Considérant qu'il comporte une réforme d'ampleur de la fiscalité énergétique, qui aurait dû trouver sa place en loi de finances initiale, et qui contribuera à alourdir la fiscalité pesant sur les entreprises et les ménages dans les années à venir ;

Considérant enfin qu'il comprend de nombreuses mesures introduites par voie d'amendement du Gouvernement dans des conditions n'ayant pas permis leur examen approfondi ;

Le Sénat décide qu'il n'y a pas lieu de poursuivre la délibération sur le projet de loi de finances rectificative pour 2015, adopté par l'Assemblée nationale en nouvelle lecture.

M. Albéric de Montgolfier, rapporteur général .  - Nous n'avons obtenu un compte rendu des travaux que l'Assemblée nationale a effectués hier soir sur ce collectif que bien après midi. Nous n'avons donc pas pu en étudier sérieusement les dispositions. Ne serait-ce que pour cette raison, les conditions ne sont pas réunies pour une seconde lecture fructueuse.

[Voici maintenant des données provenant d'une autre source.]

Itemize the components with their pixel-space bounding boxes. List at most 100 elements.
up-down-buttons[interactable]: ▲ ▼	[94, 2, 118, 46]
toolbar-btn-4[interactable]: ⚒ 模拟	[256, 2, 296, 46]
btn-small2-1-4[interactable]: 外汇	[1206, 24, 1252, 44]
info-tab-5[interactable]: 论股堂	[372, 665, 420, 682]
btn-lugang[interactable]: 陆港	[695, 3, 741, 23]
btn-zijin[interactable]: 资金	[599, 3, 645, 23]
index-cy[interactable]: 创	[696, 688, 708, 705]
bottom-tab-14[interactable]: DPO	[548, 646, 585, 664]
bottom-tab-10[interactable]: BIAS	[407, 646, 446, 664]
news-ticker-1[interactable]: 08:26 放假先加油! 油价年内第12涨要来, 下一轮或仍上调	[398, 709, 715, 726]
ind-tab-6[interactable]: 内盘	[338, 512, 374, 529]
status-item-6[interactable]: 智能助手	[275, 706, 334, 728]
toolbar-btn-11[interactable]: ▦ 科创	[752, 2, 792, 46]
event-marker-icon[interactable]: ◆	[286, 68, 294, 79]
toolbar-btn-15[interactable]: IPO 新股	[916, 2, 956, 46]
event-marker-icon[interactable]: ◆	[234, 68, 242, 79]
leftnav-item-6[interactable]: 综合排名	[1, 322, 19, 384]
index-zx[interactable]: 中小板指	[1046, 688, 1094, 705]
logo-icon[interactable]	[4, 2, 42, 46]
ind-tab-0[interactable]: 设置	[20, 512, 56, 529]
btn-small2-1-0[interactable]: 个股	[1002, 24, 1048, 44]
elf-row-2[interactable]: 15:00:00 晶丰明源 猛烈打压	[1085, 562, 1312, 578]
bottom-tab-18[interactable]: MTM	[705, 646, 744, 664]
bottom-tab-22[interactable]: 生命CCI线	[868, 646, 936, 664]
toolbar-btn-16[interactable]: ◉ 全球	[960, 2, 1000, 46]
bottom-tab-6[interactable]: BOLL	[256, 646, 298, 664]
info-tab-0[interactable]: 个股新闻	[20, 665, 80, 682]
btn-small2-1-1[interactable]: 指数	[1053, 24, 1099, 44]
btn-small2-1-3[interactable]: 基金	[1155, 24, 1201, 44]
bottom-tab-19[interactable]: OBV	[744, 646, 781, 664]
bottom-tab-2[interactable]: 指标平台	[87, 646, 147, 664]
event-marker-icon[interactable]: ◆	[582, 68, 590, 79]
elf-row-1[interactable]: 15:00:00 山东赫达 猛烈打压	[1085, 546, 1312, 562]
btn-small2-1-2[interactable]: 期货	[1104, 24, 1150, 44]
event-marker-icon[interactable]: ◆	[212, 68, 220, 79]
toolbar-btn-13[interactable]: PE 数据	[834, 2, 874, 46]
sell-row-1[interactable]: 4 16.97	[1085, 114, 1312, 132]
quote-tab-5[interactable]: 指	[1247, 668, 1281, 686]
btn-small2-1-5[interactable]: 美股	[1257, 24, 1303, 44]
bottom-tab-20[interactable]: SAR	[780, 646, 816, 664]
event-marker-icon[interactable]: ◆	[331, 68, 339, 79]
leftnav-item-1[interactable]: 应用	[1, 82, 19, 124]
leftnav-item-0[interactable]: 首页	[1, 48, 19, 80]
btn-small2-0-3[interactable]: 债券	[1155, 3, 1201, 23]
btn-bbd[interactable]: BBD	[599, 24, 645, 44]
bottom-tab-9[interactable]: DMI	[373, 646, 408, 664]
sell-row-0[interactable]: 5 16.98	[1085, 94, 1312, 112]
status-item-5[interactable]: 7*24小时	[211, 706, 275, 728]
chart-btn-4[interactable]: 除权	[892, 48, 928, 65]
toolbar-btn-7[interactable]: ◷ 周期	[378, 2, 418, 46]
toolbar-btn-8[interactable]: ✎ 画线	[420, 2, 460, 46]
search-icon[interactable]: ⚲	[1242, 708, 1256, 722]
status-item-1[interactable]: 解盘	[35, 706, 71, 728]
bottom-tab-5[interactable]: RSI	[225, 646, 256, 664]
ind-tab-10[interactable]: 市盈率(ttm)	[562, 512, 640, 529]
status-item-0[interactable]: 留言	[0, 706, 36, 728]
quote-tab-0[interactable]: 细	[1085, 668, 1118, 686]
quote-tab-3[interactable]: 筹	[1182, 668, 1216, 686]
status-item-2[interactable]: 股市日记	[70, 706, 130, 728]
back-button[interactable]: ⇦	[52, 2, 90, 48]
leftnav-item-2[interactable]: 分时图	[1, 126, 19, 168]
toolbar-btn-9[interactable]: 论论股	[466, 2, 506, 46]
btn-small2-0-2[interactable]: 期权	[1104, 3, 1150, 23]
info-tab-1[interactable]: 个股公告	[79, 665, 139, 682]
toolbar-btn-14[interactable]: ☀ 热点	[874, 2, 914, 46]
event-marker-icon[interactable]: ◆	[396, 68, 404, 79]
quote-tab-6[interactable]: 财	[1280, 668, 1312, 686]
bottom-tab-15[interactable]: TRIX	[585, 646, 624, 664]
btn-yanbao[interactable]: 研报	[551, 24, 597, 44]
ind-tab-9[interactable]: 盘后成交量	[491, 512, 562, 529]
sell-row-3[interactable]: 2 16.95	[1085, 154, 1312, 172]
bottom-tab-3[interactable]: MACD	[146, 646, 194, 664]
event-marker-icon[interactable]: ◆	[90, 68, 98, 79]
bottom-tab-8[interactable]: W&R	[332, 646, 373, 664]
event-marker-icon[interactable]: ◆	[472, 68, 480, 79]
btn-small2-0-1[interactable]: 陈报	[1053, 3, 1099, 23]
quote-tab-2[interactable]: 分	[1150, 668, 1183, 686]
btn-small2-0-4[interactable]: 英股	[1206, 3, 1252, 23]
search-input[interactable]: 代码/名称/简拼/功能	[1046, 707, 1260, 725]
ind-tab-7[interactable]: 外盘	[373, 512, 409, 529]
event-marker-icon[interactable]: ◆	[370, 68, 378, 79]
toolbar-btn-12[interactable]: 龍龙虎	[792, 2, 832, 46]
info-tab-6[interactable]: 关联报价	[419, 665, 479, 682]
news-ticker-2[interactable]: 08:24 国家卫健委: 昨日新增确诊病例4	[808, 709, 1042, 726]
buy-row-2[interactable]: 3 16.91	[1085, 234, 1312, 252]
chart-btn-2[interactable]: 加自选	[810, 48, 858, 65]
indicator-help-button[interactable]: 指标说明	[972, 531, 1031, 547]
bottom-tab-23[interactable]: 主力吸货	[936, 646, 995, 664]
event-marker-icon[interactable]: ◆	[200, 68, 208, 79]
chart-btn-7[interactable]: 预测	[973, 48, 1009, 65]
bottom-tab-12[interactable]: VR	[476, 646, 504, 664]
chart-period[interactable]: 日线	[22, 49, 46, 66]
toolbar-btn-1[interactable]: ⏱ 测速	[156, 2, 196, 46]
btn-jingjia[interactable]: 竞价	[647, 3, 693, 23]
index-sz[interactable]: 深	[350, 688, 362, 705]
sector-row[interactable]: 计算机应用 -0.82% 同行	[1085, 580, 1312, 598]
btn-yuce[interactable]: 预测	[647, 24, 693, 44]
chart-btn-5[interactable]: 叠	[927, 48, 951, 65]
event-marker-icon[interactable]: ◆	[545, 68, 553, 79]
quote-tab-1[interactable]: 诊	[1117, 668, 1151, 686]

M. Richard Yung.  - Avec tout l'enthousiasme dont je suis capable après trois semaines de débats (Sourires), je veux d'abord répondre à M. Husson. Non le Gouvernement ne voit pas en les chefs d'entreprise des spoliateurs : il s'emploie depuis des années à restaurer leur compétitivité !

Le solde budgétaire passe de 4,1 à 3,8 % du PIB, soit un gain de 0,3 % du PIB. C'est la première fois et ce chiffre est validé par le Haut Conseil des finances publiques, notre juge de paix. Quant à la dépense publique, elle se réduit de 6,3 milliards d'euros par rapport à l'exécution de 2014.

Le groupe socialiste et républicain votera contre la question préalable.

M. Christian Eckert, secrétaire d'État.  - Et le Gouvernement est farouchement contre !

M. Vincent Capo-Canellas.  - Le groupe UDI-UC votera, lui, farouchement pour la motion. La procédure budgétaire est longue et lourde, ce qui amène le Gouvernement à introduire dans le collectif des dispositions qui n'ont pu trouver place dans la loi de finances initiale. L'Assemblée nationale a quand même repris tels quels 44 de nos 69 articles et 11 partiellement, preuve que le bicamérisme fonctionne. Je suis heureux que les députés aient accepté l'article 16 terdecies allégeant la fiscalité sur le transport aérien.

Cependant, le compte n'y est pas. En particulier, les économies ne sont que de constatation.

Le scrutin public est de droit.

M. le président. - Voici le résultat du scrutin n°118 :

Nombre de votants 324
Nombre de suffrages exprimés 324
Pour l'adoption 188
Contre 136

Le Sénat a adopté.

M. le président.  - En conséquence, le Sénat a rejeté le projet de loi de finances rectificative pour 2015.

La séance suspendue à 17 h 05, reprend à 17 h 20.